Handji | Espace Nord

Handji

Par Robert Poulet
Postface de Benoît Denis
Édition 2014
Genre Romans et récits
ISBN 9782930646633
N° Espace Nord 323
Pages 368
  • Version papier
  •   Broché, 12 x 18,5 cm
  • 9,50 €
  • Version électronique
  • ePub, Mobi
  • 6,99 €

La solitude extrême et l’ennui insupportable conduisent les officiers autrichiens Miszaliyn et Orlando, établis sur le front russe, à inventer l’arrivée d’une jeune fille à cacher dans le camp. D’origine caucasienne, elle est d’une beauté remarquable et peut se montrer cruelle ; son nom est Handji.

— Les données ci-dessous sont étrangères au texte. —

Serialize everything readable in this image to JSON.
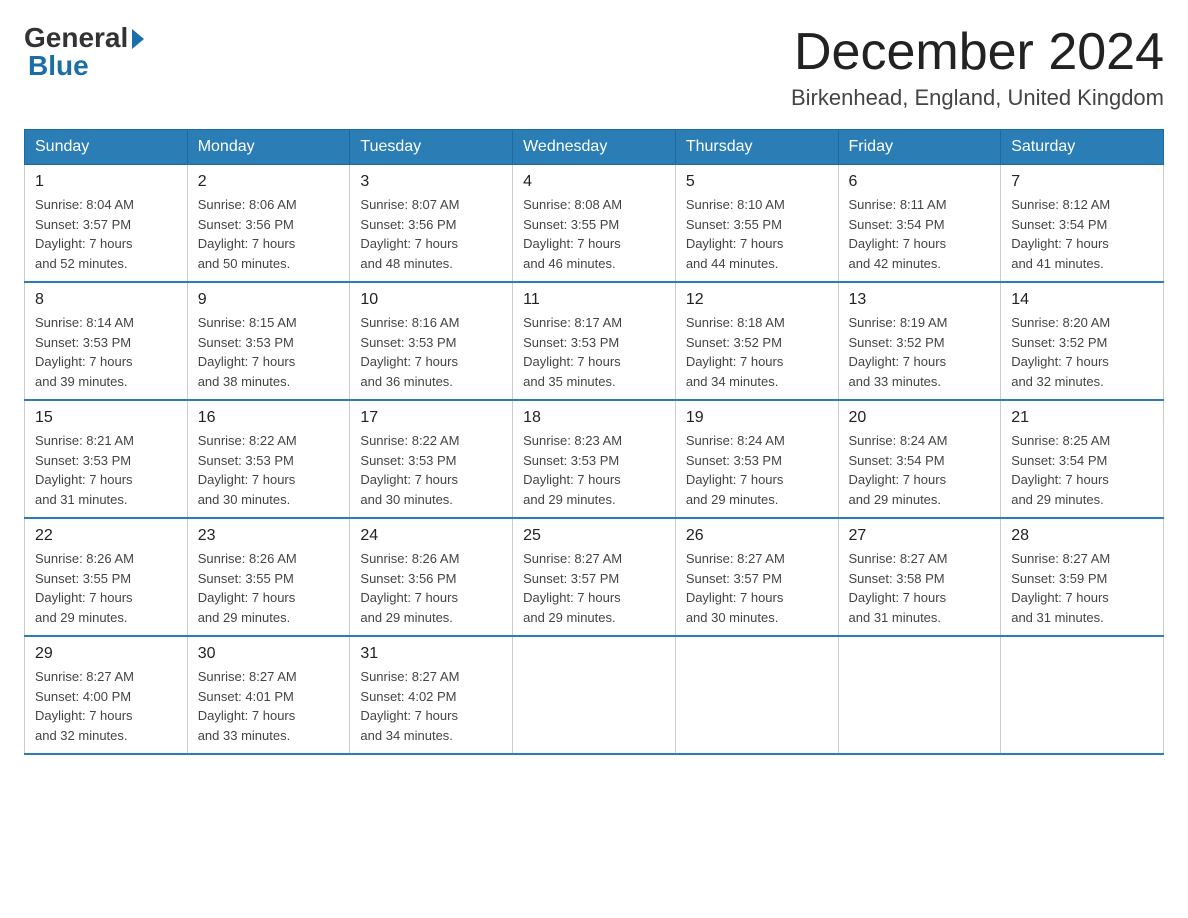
{
  "header": {
    "logo_general": "General",
    "logo_blue": "Blue",
    "month_title": "December 2024",
    "location": "Birkenhead, England, United Kingdom"
  },
  "days_of_week": [
    "Sunday",
    "Monday",
    "Tuesday",
    "Wednesday",
    "Thursday",
    "Friday",
    "Saturday"
  ],
  "weeks": [
    [
      {
        "day": "1",
        "sunrise": "Sunrise: 8:04 AM",
        "sunset": "Sunset: 3:57 PM",
        "daylight": "Daylight: 7 hours and 52 minutes."
      },
      {
        "day": "2",
        "sunrise": "Sunrise: 8:06 AM",
        "sunset": "Sunset: 3:56 PM",
        "daylight": "Daylight: 7 hours and 50 minutes."
      },
      {
        "day": "3",
        "sunrise": "Sunrise: 8:07 AM",
        "sunset": "Sunset: 3:56 PM",
        "daylight": "Daylight: 7 hours and 48 minutes."
      },
      {
        "day": "4",
        "sunrise": "Sunrise: 8:08 AM",
        "sunset": "Sunset: 3:55 PM",
        "daylight": "Daylight: 7 hours and 46 minutes."
      },
      {
        "day": "5",
        "sunrise": "Sunrise: 8:10 AM",
        "sunset": "Sunset: 3:55 PM",
        "daylight": "Daylight: 7 hours and 44 minutes."
      },
      {
        "day": "6",
        "sunrise": "Sunrise: 8:11 AM",
        "sunset": "Sunset: 3:54 PM",
        "daylight": "Daylight: 7 hours and 42 minutes."
      },
      {
        "day": "7",
        "sunrise": "Sunrise: 8:12 AM",
        "sunset": "Sunset: 3:54 PM",
        "daylight": "Daylight: 7 hours and 41 minutes."
      }
    ],
    [
      {
        "day": "8",
        "sunrise": "Sunrise: 8:14 AM",
        "sunset": "Sunset: 3:53 PM",
        "daylight": "Daylight: 7 hours and 39 minutes."
      },
      {
        "day": "9",
        "sunrise": "Sunrise: 8:15 AM",
        "sunset": "Sunset: 3:53 PM",
        "daylight": "Daylight: 7 hours and 38 minutes."
      },
      {
        "day": "10",
        "sunrise": "Sunrise: 8:16 AM",
        "sunset": "Sunset: 3:53 PM",
        "daylight": "Daylight: 7 hours and 36 minutes."
      },
      {
        "day": "11",
        "sunrise": "Sunrise: 8:17 AM",
        "sunset": "Sunset: 3:53 PM",
        "daylight": "Daylight: 7 hours and 35 minutes."
      },
      {
        "day": "12",
        "sunrise": "Sunrise: 8:18 AM",
        "sunset": "Sunset: 3:52 PM",
        "daylight": "Daylight: 7 hours and 34 minutes."
      },
      {
        "day": "13",
        "sunrise": "Sunrise: 8:19 AM",
        "sunset": "Sunset: 3:52 PM",
        "daylight": "Daylight: 7 hours and 33 minutes."
      },
      {
        "day": "14",
        "sunrise": "Sunrise: 8:20 AM",
        "sunset": "Sunset: 3:52 PM",
        "daylight": "Daylight: 7 hours and 32 minutes."
      }
    ],
    [
      {
        "day": "15",
        "sunrise": "Sunrise: 8:21 AM",
        "sunset": "Sunset: 3:53 PM",
        "daylight": "Daylight: 7 hours and 31 minutes."
      },
      {
        "day": "16",
        "sunrise": "Sunrise: 8:22 AM",
        "sunset": "Sunset: 3:53 PM",
        "daylight": "Daylight: 7 hours and 30 minutes."
      },
      {
        "day": "17",
        "sunrise": "Sunrise: 8:22 AM",
        "sunset": "Sunset: 3:53 PM",
        "daylight": "Daylight: 7 hours and 30 minutes."
      },
      {
        "day": "18",
        "sunrise": "Sunrise: 8:23 AM",
        "sunset": "Sunset: 3:53 PM",
        "daylight": "Daylight: 7 hours and 29 minutes."
      },
      {
        "day": "19",
        "sunrise": "Sunrise: 8:24 AM",
        "sunset": "Sunset: 3:53 PM",
        "daylight": "Daylight: 7 hours and 29 minutes."
      },
      {
        "day": "20",
        "sunrise": "Sunrise: 8:24 AM",
        "sunset": "Sunset: 3:54 PM",
        "daylight": "Daylight: 7 hours and 29 minutes."
      },
      {
        "day": "21",
        "sunrise": "Sunrise: 8:25 AM",
        "sunset": "Sunset: 3:54 PM",
        "daylight": "Daylight: 7 hours and 29 minutes."
      }
    ],
    [
      {
        "day": "22",
        "sunrise": "Sunrise: 8:26 AM",
        "sunset": "Sunset: 3:55 PM",
        "daylight": "Daylight: 7 hours and 29 minutes."
      },
      {
        "day": "23",
        "sunrise": "Sunrise: 8:26 AM",
        "sunset": "Sunset: 3:55 PM",
        "daylight": "Daylight: 7 hours and 29 minutes."
      },
      {
        "day": "24",
        "sunrise": "Sunrise: 8:26 AM",
        "sunset": "Sunset: 3:56 PM",
        "daylight": "Daylight: 7 hours and 29 minutes."
      },
      {
        "day": "25",
        "sunrise": "Sunrise: 8:27 AM",
        "sunset": "Sunset: 3:57 PM",
        "daylight": "Daylight: 7 hours and 29 minutes."
      },
      {
        "day": "26",
        "sunrise": "Sunrise: 8:27 AM",
        "sunset": "Sunset: 3:57 PM",
        "daylight": "Daylight: 7 hours and 30 minutes."
      },
      {
        "day": "27",
        "sunrise": "Sunrise: 8:27 AM",
        "sunset": "Sunset: 3:58 PM",
        "daylight": "Daylight: 7 hours and 31 minutes."
      },
      {
        "day": "28",
        "sunrise": "Sunrise: 8:27 AM",
        "sunset": "Sunset: 3:59 PM",
        "daylight": "Daylight: 7 hours and 31 minutes."
      }
    ],
    [
      {
        "day": "29",
        "sunrise": "Sunrise: 8:27 AM",
        "sunset": "Sunset: 4:00 PM",
        "daylight": "Daylight: 7 hours and 32 minutes."
      },
      {
        "day": "30",
        "sunrise": "Sunrise: 8:27 AM",
        "sunset": "Sunset: 4:01 PM",
        "daylight": "Daylight: 7 hours and 33 minutes."
      },
      {
        "day": "31",
        "sunrise": "Sunrise: 8:27 AM",
        "sunset": "Sunset: 4:02 PM",
        "daylight": "Daylight: 7 hours and 34 minutes."
      },
      null,
      null,
      null,
      null
    ]
  ]
}
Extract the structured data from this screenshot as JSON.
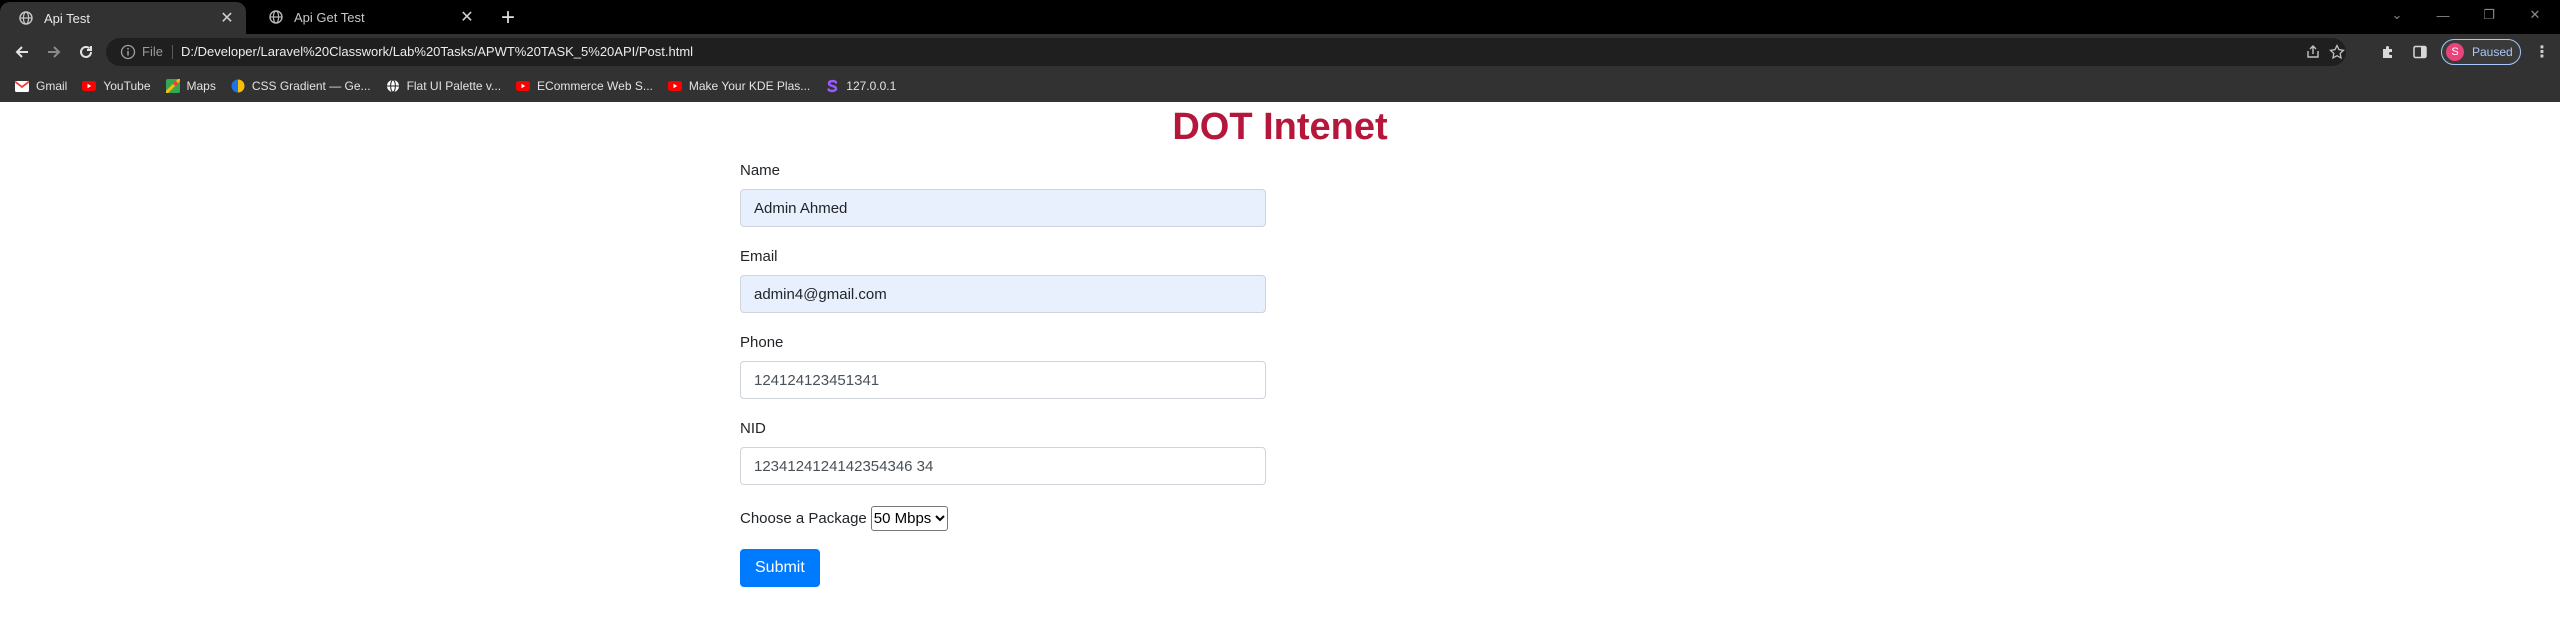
{
  "browser": {
    "tabs": [
      {
        "title": "Api Test",
        "active": true
      },
      {
        "title": "Api Get Test",
        "active": false
      }
    ],
    "address": {
      "scheme_label": "File",
      "url": "D:/Developer/Laravel%20Classwork/Lab%20Tasks/APWT%20TASK_5%20API/Post.html"
    },
    "profile": {
      "initial": "S",
      "status": "Paused"
    },
    "bookmarks": [
      {
        "label": "Gmail",
        "icon": "gmail-icon",
        "color": "#ea4335"
      },
      {
        "label": "YouTube",
        "icon": "youtube-icon",
        "color": "#ff0000"
      },
      {
        "label": "Maps",
        "icon": "maps-icon",
        "color": "#34a853"
      },
      {
        "label": "CSS Gradient — Ge...",
        "icon": "css-gradient-icon",
        "color": "#1a73e8"
      },
      {
        "label": "Flat UI Palette v...",
        "icon": "globe-icon",
        "color": "#e0e0e0"
      },
      {
        "label": "ECommerce Web S...",
        "icon": "youtube-icon",
        "color": "#ff0000"
      },
      {
        "label": "Make Your KDE Plas...",
        "icon": "youtube-icon",
        "color": "#ff0000"
      },
      {
        "label": "127.0.0.1",
        "icon": "s-logo-icon",
        "color": "#7b3fe4"
      }
    ]
  },
  "page": {
    "heading": "DOT Intenet",
    "fields": {
      "name": {
        "label": "Name",
        "value": "Admin Ahmed"
      },
      "email": {
        "label": "Email",
        "value": "admin4@gmail.com"
      },
      "phone": {
        "label": "Phone",
        "value": "124124123451341"
      },
      "nid": {
        "label": "NID",
        "value": "1234124124142354346 34"
      }
    },
    "package": {
      "label": "Choose a Package",
      "selected": "50 Mbps"
    },
    "submit_label": "Submit"
  },
  "colors": {
    "heading": "#b5173c",
    "submit": "#007bff",
    "autofill": "#e8f0fe"
  }
}
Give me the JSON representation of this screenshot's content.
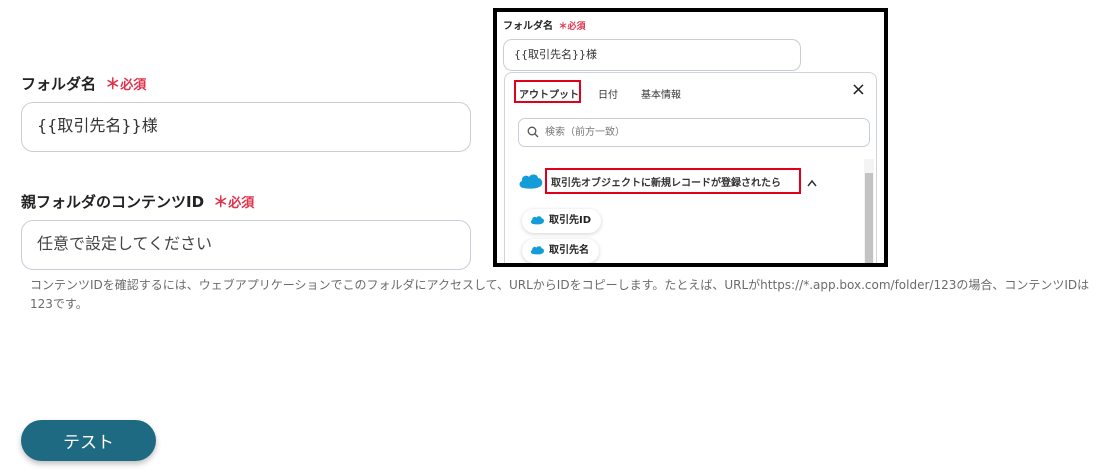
{
  "form": {
    "folder_name": {
      "label": "フォルダ名",
      "required": "必須",
      "value": "{{取引先名}}様"
    },
    "parent_folder_id": {
      "label": "親フォルダのコンテンツID",
      "required": "必須",
      "placeholder": "任意で設定してください"
    },
    "help_text": "コンテンツIDを確認するには、ウェブアプリケーションでこのフォルダにアクセスして、URLからIDをコピーします。たとえば、URLがhttps://*.app.box.com/folder/123の場合、コンテンツIDは123です。",
    "test_button": "テスト",
    "required_color": "#e0344c",
    "button_color": "#1e6a82"
  },
  "screenshot": {
    "field_label": "フォルダ名",
    "required": "必須",
    "field_value": "{{取引先名}}様",
    "tabs": [
      "アウトプット",
      "日付",
      "基本情報"
    ],
    "close": "×",
    "search_placeholder": "検索（前方一致）",
    "section_title": "取引先オブジェクトに新規レコードが登録されたら",
    "items": [
      "取引先ID",
      "取引先名"
    ],
    "highlight_color": "#e0001b",
    "icons": [
      "close-icon",
      "search-icon",
      "salesforce-cloud-icon",
      "chevron-up-icon"
    ]
  }
}
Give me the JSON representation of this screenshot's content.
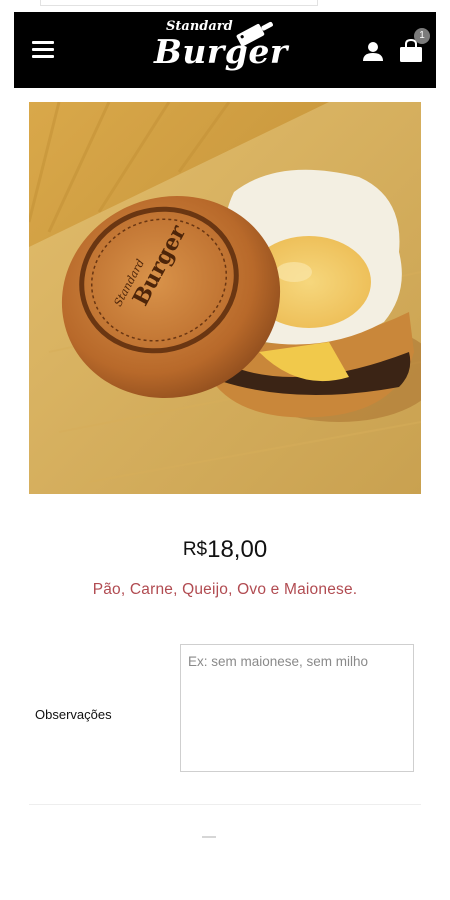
{
  "header": {
    "logo_small": "Standard",
    "logo_big": "Burger",
    "cart_count": "1",
    "icons": {
      "menu": "hamburger-menu-icon",
      "user": "user-icon",
      "cart": "shopping-bag-icon"
    }
  },
  "product": {
    "image": "burger-photo",
    "price_currency": "R$",
    "price_value": "18,00",
    "description": "Pão, Carne, Queijo, Ovo e Maionese."
  },
  "form": {
    "observations_label": "Observações",
    "observations_placeholder": "Ex: sem maionese, sem milho",
    "observations_value": ""
  },
  "colors": {
    "header_bg": "#000000",
    "description": "#b14b51"
  }
}
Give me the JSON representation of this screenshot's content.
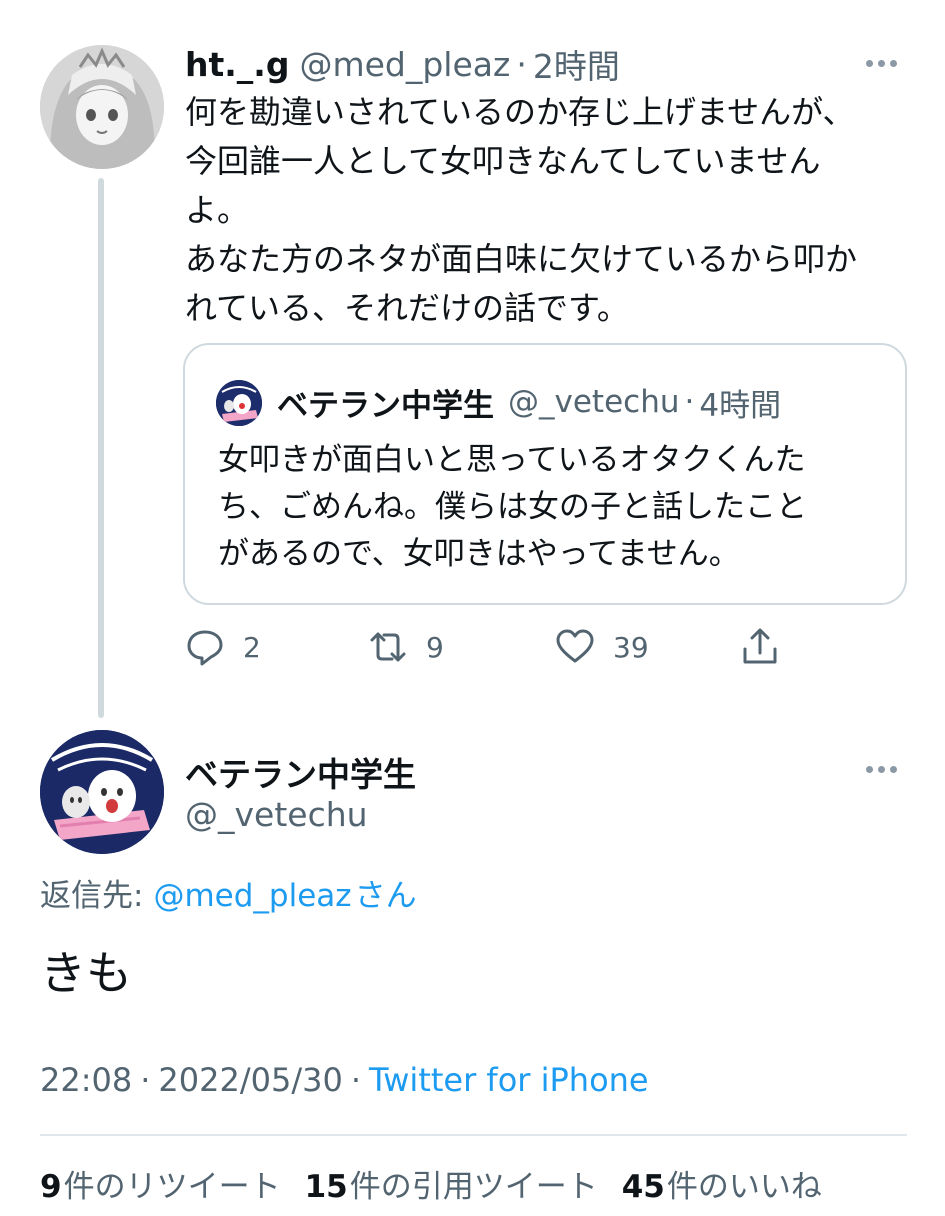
{
  "colors": {
    "text_primary": "#0f1419",
    "text_secondary": "#536471",
    "link": "#1d9bf0",
    "border": "#cfd9de"
  },
  "tweet1": {
    "name": "ht._.g",
    "handle": "@med_pleaz",
    "dot": "·",
    "time": "2時間",
    "body_lines": [
      "何を勘違いされているのか存じ上げませんが、",
      "今回誰一人として女叩きなんてしていません",
      "よ。",
      "あなた方のネタが面白味に欠けているから叩か",
      "れている、それだけの話です。"
    ],
    "quote": {
      "name": "ベテラン中学生",
      "handle": "@_vetechu",
      "dot": "·",
      "time": "4時間",
      "body_lines": [
        "女叩きが面白いと思っているオタクくんた",
        "ち、ごめんね。僕らは女の子と話したこと",
        "があるので、女叩きはやってません。"
      ]
    },
    "actions": {
      "reply_icon": "reply-icon",
      "reply_count": "2",
      "retweet_icon": "retweet-icon",
      "retweet_count": "9",
      "like_icon": "heart-icon",
      "like_count": "39",
      "share_icon": "share-icon"
    }
  },
  "tweet2": {
    "name": "ベテラン中学生",
    "handle": "@_vetechu",
    "reply_to_label": "返信先:",
    "reply_to_handle": "@med_pleaz",
    "reply_to_suffix": "さん",
    "text": "きも",
    "time": "22:08",
    "date": "2022/05/30",
    "sep": "·",
    "source": "Twitter for iPhone",
    "stats": {
      "retweets_count": "9",
      "retweets_label": "件のリツイート",
      "quotes_count": "15",
      "quotes_label": "件の引用ツイート",
      "likes_count": "45",
      "likes_label": "件のいいね"
    }
  }
}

L’attention portée à leur hôte rapproche et sépare tout à la fois les deux amis.

La belle Orientale prend consistance. Le rêve se matérialise. Handji est présente et bien vivante !

I

... Dans la solitude la plus réussie du monde, celle de la Guerre immobile. Les lignes autrichiennes sur le front de Petite-Russie. Entre deux hommes abandonnés par la destinée, cet être extraordinaire, une femme, vient par la voie la plus merveilleuse et la plus naturelle. L’abri auquel ils se sont adossés pour combattre, défendant leur vie et quelque chose de plus que leur vie, cette femme y brille comme une prunelle. Un obus les frappe. Plus tard, elle meurt.

II

L’ordonnance, en quittant l’abri, la nappe tordue sur l’épaule, avait fait un grand bruit d’assiettes sales. Puis sa bicyclette, revenue deux fois en sifflant, s’était enfoncée dans le prodigieux silence des marais.

Depuis, le lieutenant David Miszaliyn, serré entre les deux lits de sangles, regardait stupidement devant lui. Un homme maigre, aux membres trop longs, avec une jolie figure autoritaire. L’ombre de la tablette lui agitait sur la bouche un crucifix de condamné presque pendu.

À droite et à gauche, les embrasures déployaient deux étroites bandes d’étangs coupées de ciels. Toute la blancheur des parois de l’abri se perdait là, dans ces ouvertures d’un dessin si pur, d’une portée si longue; la profondeur du Pripet y semblait jalonnée par quelques brins d’herbes dont les têtes suivaient la brise dans le béton, puis la quittaient toutes ensemble. Une brise pareille au souffle d’un voleur sous un lit.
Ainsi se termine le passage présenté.